X... une somme de 2 500 euros ; Dit que sur les diligences du procureur général près la Cour de cassation, le présent arrêt sera transmis pour être transcrit en marge ou à la suite de l'arrêt partiellement cassé ; Ainsi fait et jugé par la Cour de cassation, chambre sociale, et prononcé par le président en son audience publique du vingt et un juin deux mille onze.
MOYEN ANNEXE au présent arrêt Moyen produit par Me Haas, avocat aux Conseils, pou r M.
X...
Il est fait grief à l'arrêt attaqué D'AVOIR dit que le licenciement de M.
X... reposait sur une faute grave, D'AVOIR débouté de dernier de sa demande tendant à voir déclarer son licenciement dépourvu de cause réelle et sérieuse et D'AVOIR rejeté sa demande d'indemnités pour licenciement abusif ; AUX MOTIFS PROPRES QUE M.

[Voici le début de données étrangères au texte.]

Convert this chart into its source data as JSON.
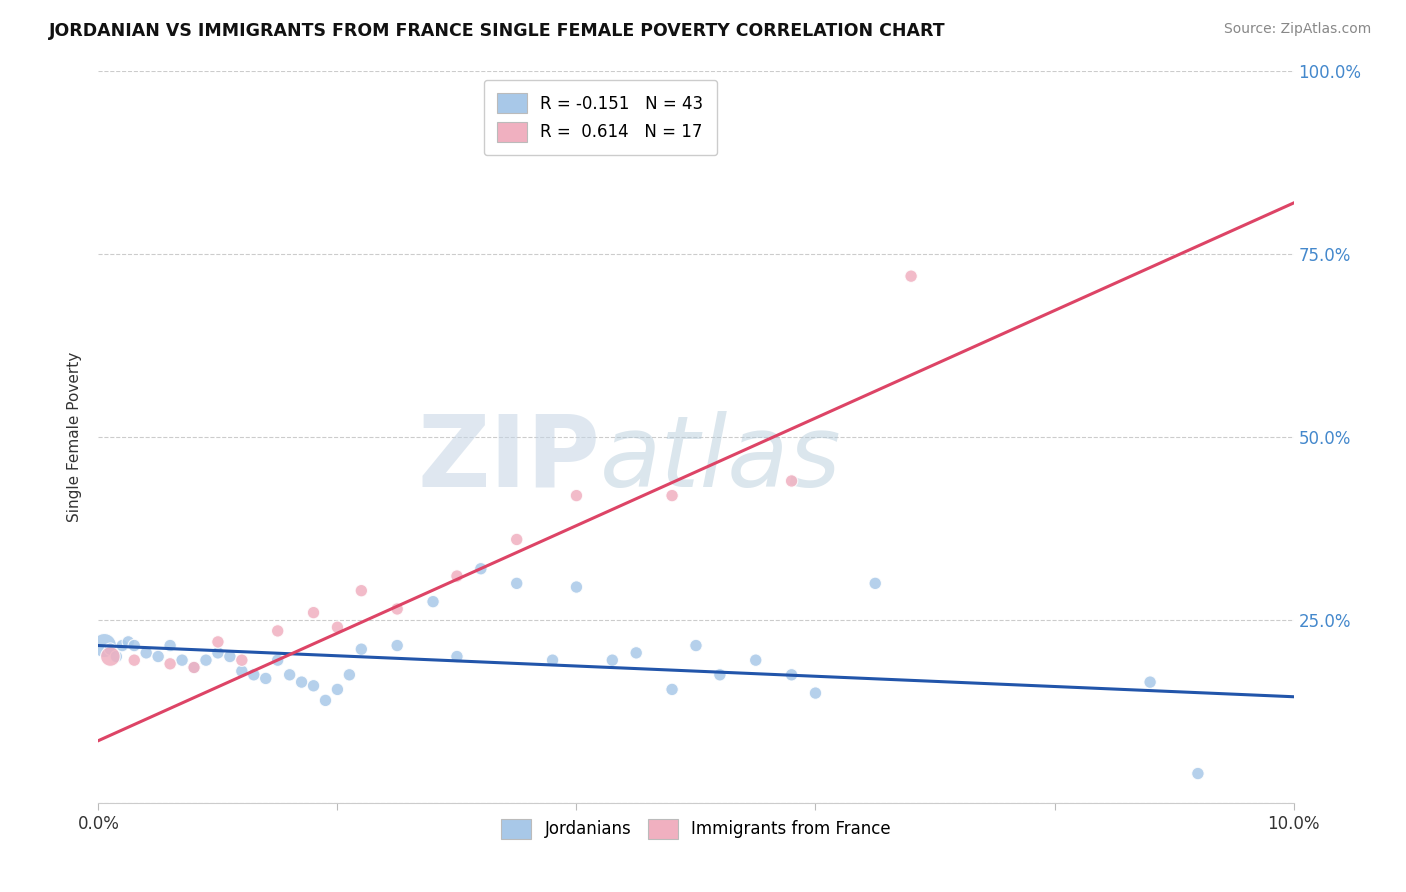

X... a été licencié par une lettre du 21 janvier 2008 libellée de la manière suivante : «Suite à l'entretien préalable que nous avons eu le décembre 2007, nous vous notifions par la présente votre licenciement pour faute grave sans préavis ni indemnités pour les motifs qui vous ont été exposés lors de cet entretien, à savoir : utilisation de votre carte de fidélité personnelle pour bénéficier des euros acquis lors de courses que vous effectuez pour l'association, alors même que le président de l'association vous avait demandé d'obtenir une carte de fidélité pour l'association et que vous avez répondu faussement que cela n'était pas possible.
Ceci constituant une faute grave, les services judiciaires établiront le montant du préjudice subi par la communauté» ; que la faute grave est celle qui rend impossible le maintien du salarié dans l'entreprise ; qu'il appartient à l'employeur de la prouver ; que M.
X... ne conteste pas avoir utilisé sa carte de fidélité «Intermarché» personnelle en effectuant des achats pour le compte de l'Association communautaire des trois rivières et d'avoir bénéficié à titre personnel des avantages liés à l'utilisation de cette carte depuis 2003 ; qu'il soutient toutefois que l'employeur était au courant de cette pratique qu'il tolérait pour tous les salariés ; qu'il a indiqué, lors de son audition par les services de gendarmerie, suite à la plainte pénale déposée pour ces faits par l'association, qu'un accord écrit était intervenu entre M.
Z..., alors président de l'association, et Mme A..., salariée, pour que les salariés bénéficient des avantages personnels procurés par la carte de fidélité lors des achats effectués pour l'association ; que toutefois, M.
Z... et Mme A... ont déclaré que cet accord n'a jamais existé ; qu'aucun document écrit n'établit cette tolérance ; que le fait que son employeur lui ait demandé, environ dix-huit mois avant le licenciement, si l'association pouvait bénéficier d'une carte de fidélité ne suffit pas à établir qu'il savait que les achats effectués par M.
X... pour le compte de l'association étaient enregistrés sur sa carte personnelle de fidélité ; qu'il est en revanche reconnu par M.
X... qu'il a indiqué à son employeur que l'association ne pouvait bénéficier d'une telle carte et qu'il n'est pas justifié par lui de l'origine du prétendu renseignement erroné qui lui aurait été donné sur ce point ; qu'en l'absence de toute tolérance prouvée de la part de son employeur, le fait pour M.
X... d'avoir, depuis 2003, utilisé à son insu sa carte de fidélité Intermarché personnelle lors des achats effectués pour le compte de l'association, pratique qui s'est prolongée jusqu'au 10 décembre 2006, date à laquelle celui-ci en a eu connaissance, constitue une faute rendant impossible son maintien dans l'entreprise et justifiant le licenciement pour faute grave prononcé à son encontre ; ET AUX MOTIFS ADOPTES QUE M.